Jesse Waits sosyal medya ile ilişkisinin hoşlanmadığı bir şeye dönüştüğünü fark ettiğinde, bunu ifade edecek kelimeyi gayet iyi biliyordu: Bağımlılık.
Cincinnati'de bir tamircide çalışan 39 yaşındaki Waits, uyuşturucu bağımlılığından kurtulma deneyiminin, ona davranışlarını gözden geçirmeyi ve faydası olmayanlardan kurtulmayı öğrettiğini söylüyor.
Geçen yıl başladığı dijital detoks sırasında Facebook, Snapchat ve Twitter'ı kalıcı olarak kapattı ve sonrasında çevrimiçi bağlantıları giderek seyrekleşti. Şu anda sadece ek işini tanıtmak için masaüstünde Instagram kullanıyor. Kendisini daha mutlu hissettiğini ve anı yaşadığını söylüyor. Ancak çevresindeki herkesin bunu anladığı söylenemez.
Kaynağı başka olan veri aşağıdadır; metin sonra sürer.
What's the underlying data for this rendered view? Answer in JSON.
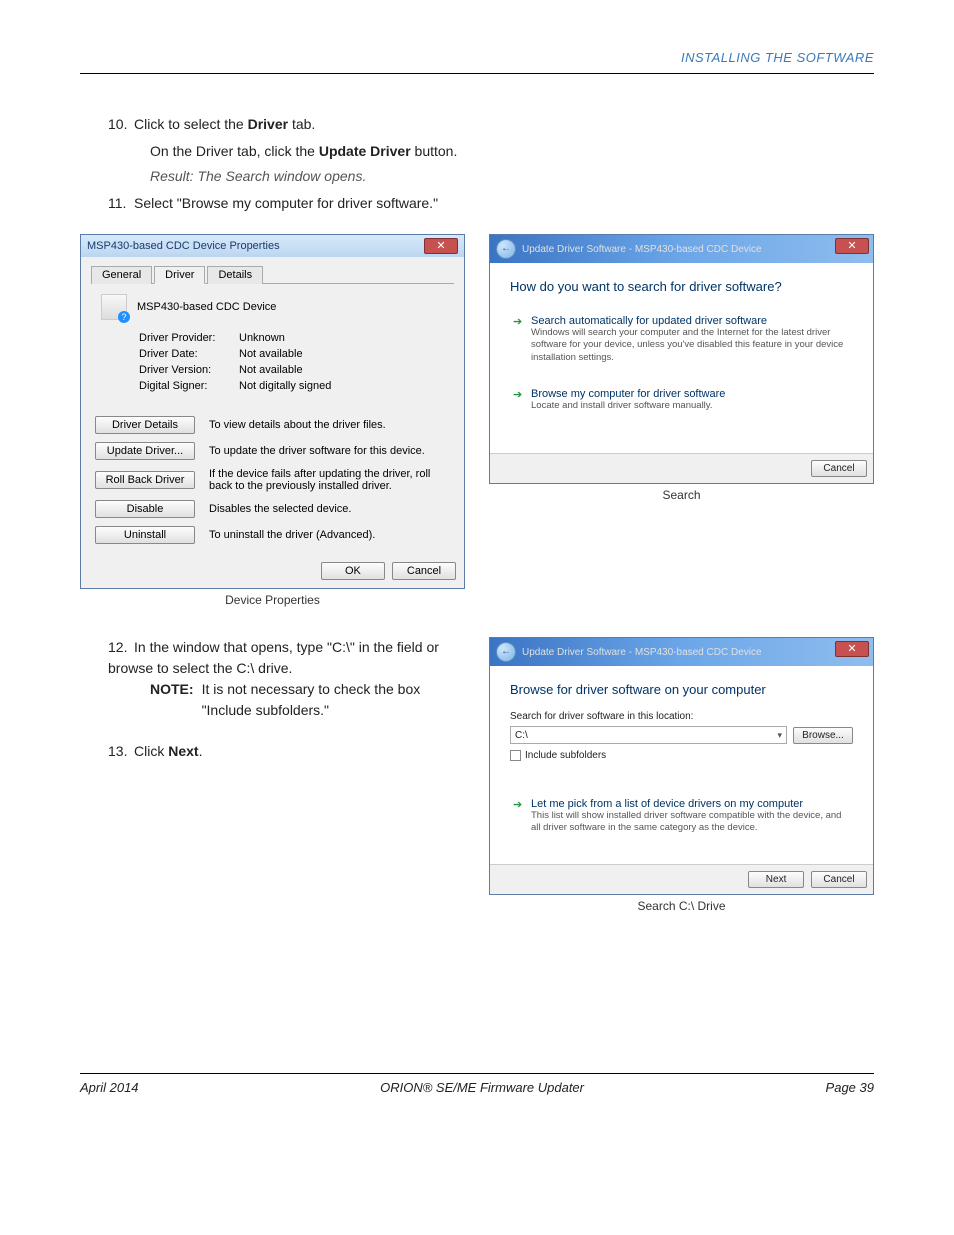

Bazı insanlar ona ‘Vay canına, aferin sana’ diye takılıyor.
Waits, “Bağımlılık hastalıkların en ilginci çünkü sizi bir hastalığınız olmadığına ikna eden bir hastalık, değil mi?” diye soruyor.
Sorsanız pek çok kişi sosyal medyanın tam bir illet olduğunu söyler ama pek azı bu ‘bağımlılıktan’ kurtulabiliyor.
Örneğin Pew Araştırma Merkezi'nin ABD’e gerçekleştirdiği bir araştırmaya göre, yetişkinlerin yüzde 64'ü sosyal medyanın yaşam üzerinde çoğunlukla olumsuz bir etkisi olduğunu söylüyor, öte yandan yüzde 72'si en az bir sosyal medya hesabına sahip.